Changing Strategies for the Detection of Bacteria in Platelet Components in Ireland: From Primary and Secondary Culture (2010-2020) to Large Volume Delayed Sampling (2020-2023).

Abstract

Bacterial contamination of platelet components (PC) poses the greatest microbial risk to recipients, as bacteria can multiply over the course of PC storage at room temperature. Between 2010 and 2020, the Irish Blood Transfusion Service (IBTS) screened over 170,000 buffy coat-derived pooled (BCDP) and single-donor apheresis platelets (SDAPs) with the BACT/ALERT 3D microbial detection system (Biomerieux, L'Etoile, France), using a two-step screening protocol which incorporated primary and secondary cultures. Although the protocol was successful in averting septic transfusion reactions (STRs), testing large sample volumes at later time points was reported to improve detection of bacterial contamination. A modified large-volume delayed sampling (LVDS)-type protocol was adopted in 2020, which in the case of SDAP was applied to collections rather than individual splits (2020-2023, 44,642 PC screened). Rates of bacterial contamination for BCDP were 0.125% on Day-2, 0.043% on Day-4 vs. 0.191% in the post-LVDS period. SDAP contamination rates in the pre-LVDS period were 0.065% on Day-1, 0.017% on Day-4 vs. 0.072% in the post-LVDS period.

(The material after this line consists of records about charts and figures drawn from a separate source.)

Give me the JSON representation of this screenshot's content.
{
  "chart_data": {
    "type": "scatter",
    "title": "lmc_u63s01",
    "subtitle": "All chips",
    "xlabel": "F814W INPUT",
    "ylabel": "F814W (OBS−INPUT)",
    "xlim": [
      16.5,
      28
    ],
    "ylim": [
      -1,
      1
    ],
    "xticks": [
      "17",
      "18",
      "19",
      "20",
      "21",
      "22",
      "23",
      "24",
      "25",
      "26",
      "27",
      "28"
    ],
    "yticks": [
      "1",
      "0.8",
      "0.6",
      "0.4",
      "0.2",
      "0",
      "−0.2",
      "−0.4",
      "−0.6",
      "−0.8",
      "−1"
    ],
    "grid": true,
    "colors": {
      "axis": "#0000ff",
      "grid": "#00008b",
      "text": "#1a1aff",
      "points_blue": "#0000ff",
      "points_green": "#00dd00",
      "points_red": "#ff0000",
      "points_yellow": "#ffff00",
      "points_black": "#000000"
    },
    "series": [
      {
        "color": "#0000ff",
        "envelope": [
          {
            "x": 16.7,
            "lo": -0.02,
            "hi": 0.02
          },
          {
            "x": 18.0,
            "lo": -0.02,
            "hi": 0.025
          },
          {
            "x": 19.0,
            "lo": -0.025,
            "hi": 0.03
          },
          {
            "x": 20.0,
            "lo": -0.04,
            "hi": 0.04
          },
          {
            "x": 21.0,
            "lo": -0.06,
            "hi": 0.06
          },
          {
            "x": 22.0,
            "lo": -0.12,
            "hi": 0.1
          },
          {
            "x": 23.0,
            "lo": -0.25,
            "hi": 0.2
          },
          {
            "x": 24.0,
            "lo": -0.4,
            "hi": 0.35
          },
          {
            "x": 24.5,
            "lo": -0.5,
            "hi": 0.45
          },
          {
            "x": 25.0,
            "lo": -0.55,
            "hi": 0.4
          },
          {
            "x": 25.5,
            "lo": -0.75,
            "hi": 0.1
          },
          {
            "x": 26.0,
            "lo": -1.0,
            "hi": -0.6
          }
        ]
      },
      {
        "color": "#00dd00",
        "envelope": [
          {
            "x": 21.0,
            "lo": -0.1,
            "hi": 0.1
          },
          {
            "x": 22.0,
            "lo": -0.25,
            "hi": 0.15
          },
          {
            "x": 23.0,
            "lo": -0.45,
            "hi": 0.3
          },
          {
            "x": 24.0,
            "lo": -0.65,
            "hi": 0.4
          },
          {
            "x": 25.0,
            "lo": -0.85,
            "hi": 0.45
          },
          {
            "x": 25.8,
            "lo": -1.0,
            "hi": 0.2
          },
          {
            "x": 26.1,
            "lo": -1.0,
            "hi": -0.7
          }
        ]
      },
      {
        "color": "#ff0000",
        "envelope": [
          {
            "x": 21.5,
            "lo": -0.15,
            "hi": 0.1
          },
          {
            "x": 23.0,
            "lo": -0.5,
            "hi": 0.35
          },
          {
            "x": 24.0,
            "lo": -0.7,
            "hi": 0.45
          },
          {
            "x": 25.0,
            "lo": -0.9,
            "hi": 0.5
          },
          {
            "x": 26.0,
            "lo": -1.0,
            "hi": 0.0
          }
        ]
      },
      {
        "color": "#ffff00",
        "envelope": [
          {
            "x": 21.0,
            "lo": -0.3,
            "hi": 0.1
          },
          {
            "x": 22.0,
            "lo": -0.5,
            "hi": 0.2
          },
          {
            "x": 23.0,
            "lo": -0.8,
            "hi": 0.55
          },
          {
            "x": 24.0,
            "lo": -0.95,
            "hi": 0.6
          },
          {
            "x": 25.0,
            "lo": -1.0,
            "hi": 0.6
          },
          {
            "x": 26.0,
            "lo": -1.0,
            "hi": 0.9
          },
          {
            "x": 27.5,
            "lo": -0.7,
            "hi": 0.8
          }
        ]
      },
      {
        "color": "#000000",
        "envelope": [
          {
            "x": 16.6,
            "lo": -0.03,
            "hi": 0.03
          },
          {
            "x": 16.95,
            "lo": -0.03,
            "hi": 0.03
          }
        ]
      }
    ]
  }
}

Confirmed STRs were absent, and the interdiction rate for possibly contaminated SDAP was over 70%. In the post-LVDS period, BCDPs had a higher total positivity rate than SDAPs, 0.191% (1:525) versus 0.072% (1:1385), respectively, (chi-squared 12.124, 1 df, p = 0.0005). The majority of organisms detected were skin-flora-type, low pathogenicity organisms, including coagulase-negative staphylococci and Cutibacterium acnes, with little change in the frequency of clinically significant organisms identified over time. Both protocols prevented the issue of potentially harmful components contaminated (rarely) with a range of pathogenic bacteria, including Escherichia coli, Serratia marcesens, Staphylococcus aureus, and streptococci. Culture positivity of outdates post-LVDS whereby 100% of expired platelets are retested provides a residual risk estimate of 0.06% (95% CI 0.016-0.150). However, bacterial contamination rates in expired platelets did not demonstrate a statistically significant difference between the pre-LVDS 0.100% (CI 0.033-0.234) and post-LVDS 0.059% (0.016-0.150) periods (chi-squared = 0.651, 1 df, p = 0.42).